李绩的猜测也不是没有道理,虽说李治下了圣旨,可一应事务却是由政事堂负责,而他这些年不大理会朝事,虽说在军中的威望不低,可对政事堂的影响着实有限。
若是刘仁轨坚持如此,他怕是也没有太大的办法,而李弘不仅有老师戴至德在政事堂,据说门下侍郎郝处俊也和李弘私交不错,若是两位宰相一起反对此事,怕是真的能推翻刘仁轨的小算盘。
不过李绩不喜欢这种被人要挟的感觉,何况一国太子竟然以国家大事来做交易,不免让李绩心中有些失望。
不料李弘听见李绩的话,脸色却顿时沉了下来,正色冷声道。
“李师不必担心,孤来之前已经得到消息,戴师和郝相公极力反对此事,最后许相决定,大军出征的一应粮草照常补给。
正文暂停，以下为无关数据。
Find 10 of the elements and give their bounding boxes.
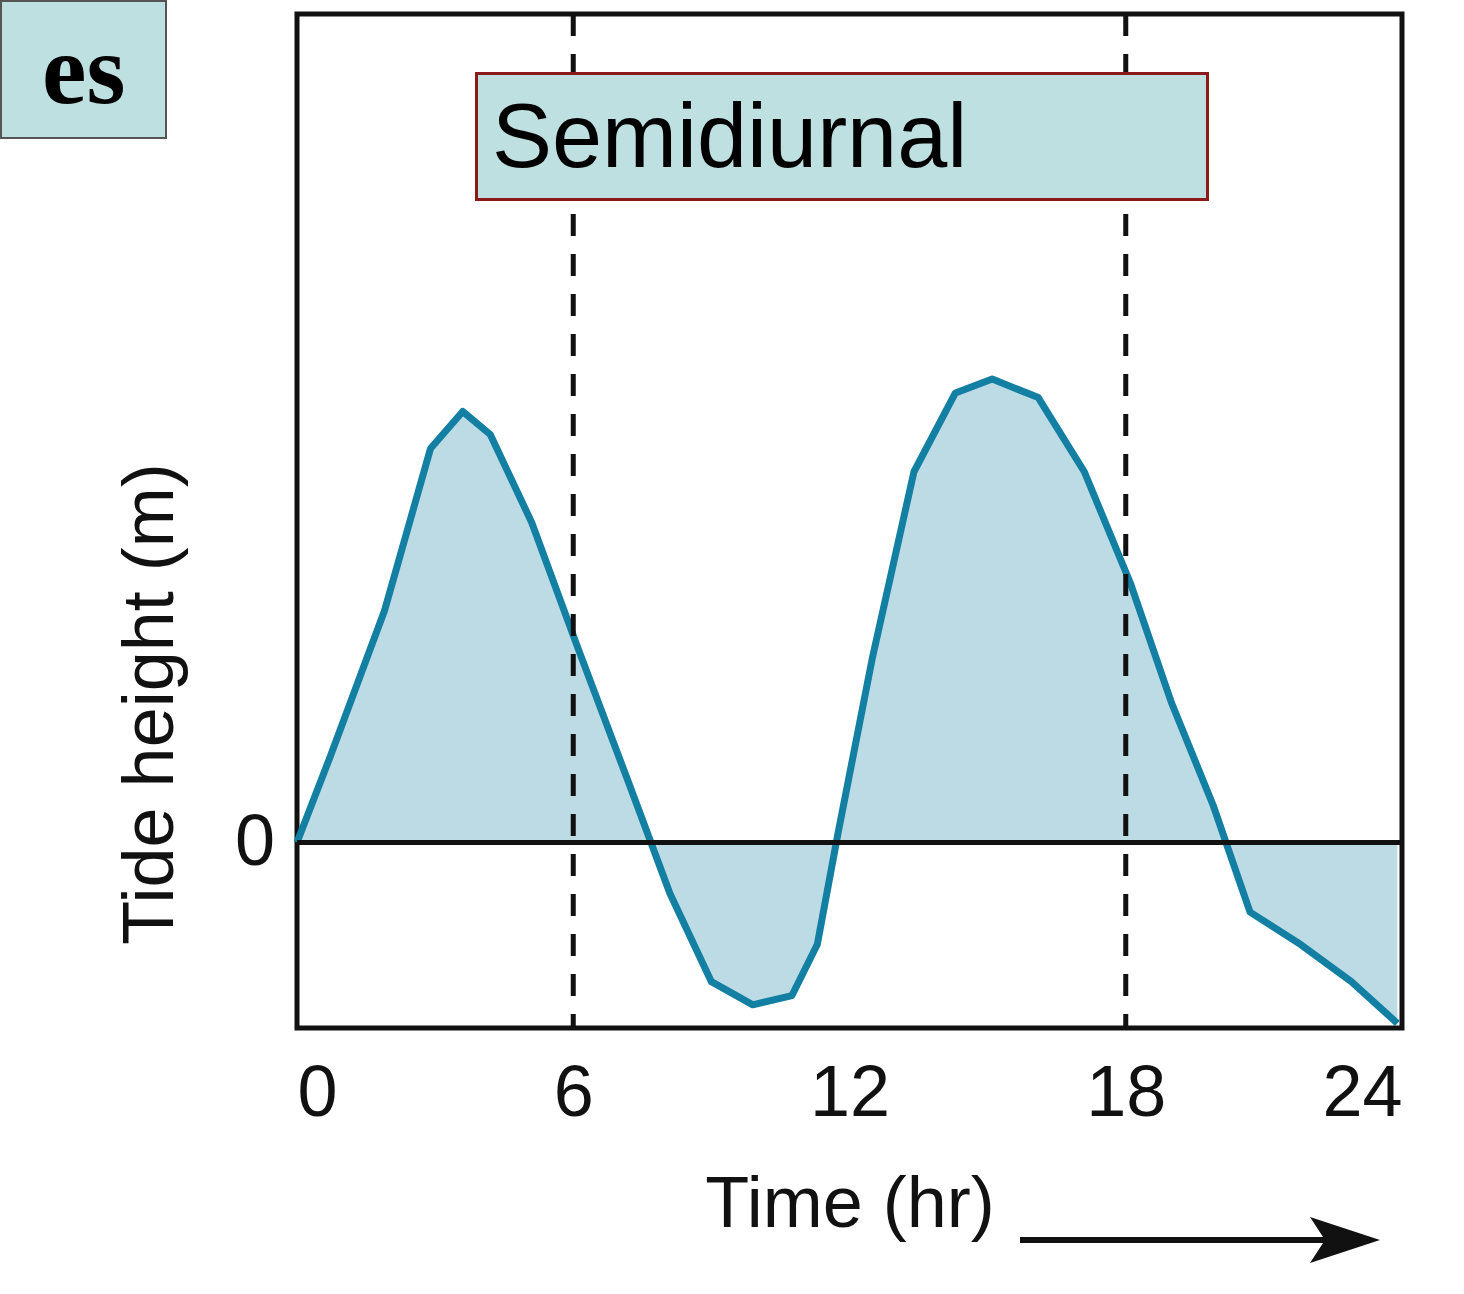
ref-line-label: 0 [234, 799, 275, 880]
x-tick-label: 18 [1086, 1050, 1167, 1131]
y-axis-title: Tide height (m) [107, 463, 188, 945]
x-tick-label: 12 [809, 1050, 891, 1131]
x-tick-label: 0 [297, 1050, 338, 1131]
x-tick-label: 24 [1322, 1050, 1403, 1131]
x-tick-label: 6 [553, 1050, 594, 1131]
text: Semidiurnal [475, 72, 1209, 201]
chart-title: es [0, 0, 168, 139]
x-axis-title: Time (hr) [705, 1161, 995, 1242]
”
李弘自从来到英国公府,便一直笑意盈盈,即便是有所不悦,也仅止于语气平淡。
像如此这般甩脸色出来,还是首次,何况李绩岂会听不出来李弘话语中毫不掩饰的愤怒。
难道自己猜错了?李绩心中狐疑道。
“李师放心,无论何时,孤都不会拿国家大事来开玩笑,更不会用它和任何人做交易!”
李弘的声音掷地有声。
不过李绩却是仍有几分不信,淡淡的问道。
“那殿下又为何在老臣面前提起此事?”
不得不说,李绩的疑问不是没有道理,既然你不想拿这件事来跟我做交易,由何必在我面前提起来。
李弘缓缓起身,对李绩躬身一礼,道。
“李师稍安勿躁,孤此来确是因为东宫六率一事,希望李师能够给孤推荐几个得力的将领,可自从孤来到英国公府开始,李师便一直回避此事,孤知道,李师年纪大了,不愿再趟朝堂这趟浑水!”
虽说自己心里就是这么想的,可被人当面指出来,纵然是以李绩的厚脸皮,也忍不住有些尴尬。
可是李弘却没有理会李绩的些许尴尬,直起身子继续说道。
“李师乃是三朝元老,自高祖皇帝之时便为我大唐立下不世之功,对于大唐的朝局,应当看的比谁都清楚,如今我大唐看似太平盛世,可南有吐蕃虎视眈眈,西有突厥屡屡叛乱,东有高句丽反复无常,近些年又连年天灾,我大唐子民果真有奏报上描述的生活那么好吗?”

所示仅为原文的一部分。